Postby Sevenless » Mon May 08, 2017 2:53 pm

There's a couple primary uses each animal has.

Pig: Meat/hide
Horse:Riding/suckling maw/meat/hide
Cow:milk/suckling maw/meat/hide
Sheep:wool/milk/suckling maw/meat/hide

I listed them in roughly the order of value I think they are for each animal. You need some sort of milk for cooking, sheep or cow, but having both options opens up more FEP combos that's a minor help. Mind you, an animal ignored for one of its traits still produces shitty products, but for milk shitty milk is kinda ok so that's not a huge deal. Cheese produced is very distinct per milk type, but yet again bad milk is tolerable due to the infrastructure effect on its quality. I don't think anyone really raises animals for their hide, it's just too slow to surpass what can spawn naturally (currently, somewhere on the order of 2 years I'd guess?).

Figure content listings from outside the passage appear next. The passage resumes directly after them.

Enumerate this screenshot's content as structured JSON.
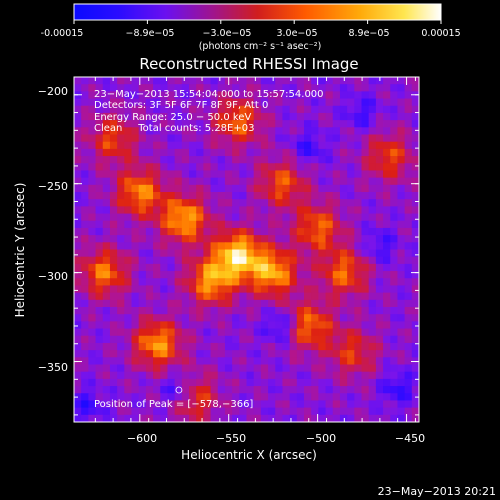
{
  "colorbar": {
    "tick_labels": [
      "-0.00015",
      "−8.9e−05",
      "−3.0e−05",
      "3.0e−05",
      "8.9e−05",
      "0.00015"
    ],
    "unit_label": "(photons cm⁻² s⁻¹ asec⁻²)",
    "range": [
      -0.00015,
      0.00015
    ]
  },
  "annotations": {
    "time_range": "23−May−2013 15:54:04.000 to 15:57:54.000",
    "detectors": "Detectors: 3F 5F 6F 7F 8F 9F, Att 0",
    "energy_range": "Energy Range: 25.0 − 50.0 keV",
    "method_counts": "Clean     Total counts: 5.28E+03",
    "peak_position": "Position of Peak = [−578,−366]"
  },
  "footer": {
    "timestamp": "23−May−2013 20:21"
  },
  "chart_data": {
    "type": "heatmap",
    "title": "Reconstructed RHESSI Image",
    "xlabel": "Heliocentric X (arcsec)",
    "ylabel": "Heliocentric Y (arcsec)",
    "xlim": [
      -637,
      -443
    ],
    "ylim": [
      -384,
      -190
    ],
    "x_ticks": [
      -600,
      -550,
      -500,
      -450
    ],
    "y_ticks": [
      -200,
      -250,
      -300,
      -350
    ],
    "x_tick_labels": [
      "−600",
      "−550",
      "−500",
      "−450"
    ],
    "y_tick_labels": [
      "−200",
      "−250",
      "−300",
      "−350"
    ],
    "peak_position": [
      -578,
      -366
    ],
    "colormap": [
      "#0a0aff",
      "#3c0aff",
      "#7a14ea",
      "#b4148c",
      "#dc1e14",
      "#ff7800",
      "#ffd21e",
      "#ffffff"
    ],
    "bright_regions": [
      {
        "x": -545,
        "y": -290,
        "amp": 1.0
      },
      {
        "x": -525,
        "y": -300,
        "amp": 0.85
      },
      {
        "x": -575,
        "y": -270,
        "amp": 0.85
      },
      {
        "x": -560,
        "y": -305,
        "amp": 0.8
      },
      {
        "x": -600,
        "y": -255,
        "amp": 0.75
      },
      {
        "x": -590,
        "y": -340,
        "amp": 0.8
      },
      {
        "x": -620,
        "y": -300,
        "amp": 0.7
      },
      {
        "x": -505,
        "y": -330,
        "amp": 0.7
      },
      {
        "x": -500,
        "y": -275,
        "amp": 0.65
      },
      {
        "x": -545,
        "y": -215,
        "amp": 0.65
      },
      {
        "x": -485,
        "y": -300,
        "amp": 0.65
      },
      {
        "x": -615,
        "y": -225,
        "amp": 0.55
      },
      {
        "x": -460,
        "y": -235,
        "amp": 0.55
      },
      {
        "x": -480,
        "y": -345,
        "amp": 0.5
      },
      {
        "x": -570,
        "y": -370,
        "amp": 0.6
      },
      {
        "x": -520,
        "y": -250,
        "amp": 0.6
      }
    ],
    "dark_regions": [
      {
        "x": -578,
        "y": -366,
        "amp": 0.8
      },
      {
        "x": -520,
        "y": -330,
        "amp": 0.65
      },
      {
        "x": -455,
        "y": -365,
        "amp": 0.55
      },
      {
        "x": -505,
        "y": -230,
        "amp": 0.5
      },
      {
        "x": -465,
        "y": -285,
        "amp": 0.45
      },
      {
        "x": -630,
        "y": -375,
        "amp": 0.5
      },
      {
        "x": -475,
        "y": -210,
        "amp": 0.45
      }
    ]
  }
}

What you will want for certain: Good suckling maw producer (based off meat quality, not quantity though. Cow sheep or horse, doesn't matter). Good milker of some kind, cows tend to have a volume edge here.

What you might want: Good horses for riding (Q10 horse works fine for non-pvp issues, so this is more of a luxury). Good wool. Good meat for cooking purposes, probably going to be pork due to its versatility.

What you almost certainly don't want to bother with, but is useful: Good meat of every type for the specific recipes

What isn't worth raising: Hide, you just won't get it high enough quality before the world resets. Wild animals are much higher quality than they were in previous worlds.




Personally I'm going with meat horses (suckling maw), wool sheep (free shitty milk on the side), milk cows, meat pigs. In no particular order of preference. Stats that are important to raise are breeding so long as it's above your quality. Quality for obvious reasons. The % stat you're interested in (like % meat quality). And for meat or milk producers, the quantity stat.


I misread the question. Quality and breeding are king in the long run (breeding +10 above quality is fine, but it raises really fast on its own usually). % stat comes secondary. And volume if it's applicable is the least important usually.

Your understanding of the system seems lined up with mine. There's been a small change to how milk backlog works, which may make quantity slightly more useful than it used to be, but still not really enough. It's easy just to keep more animals.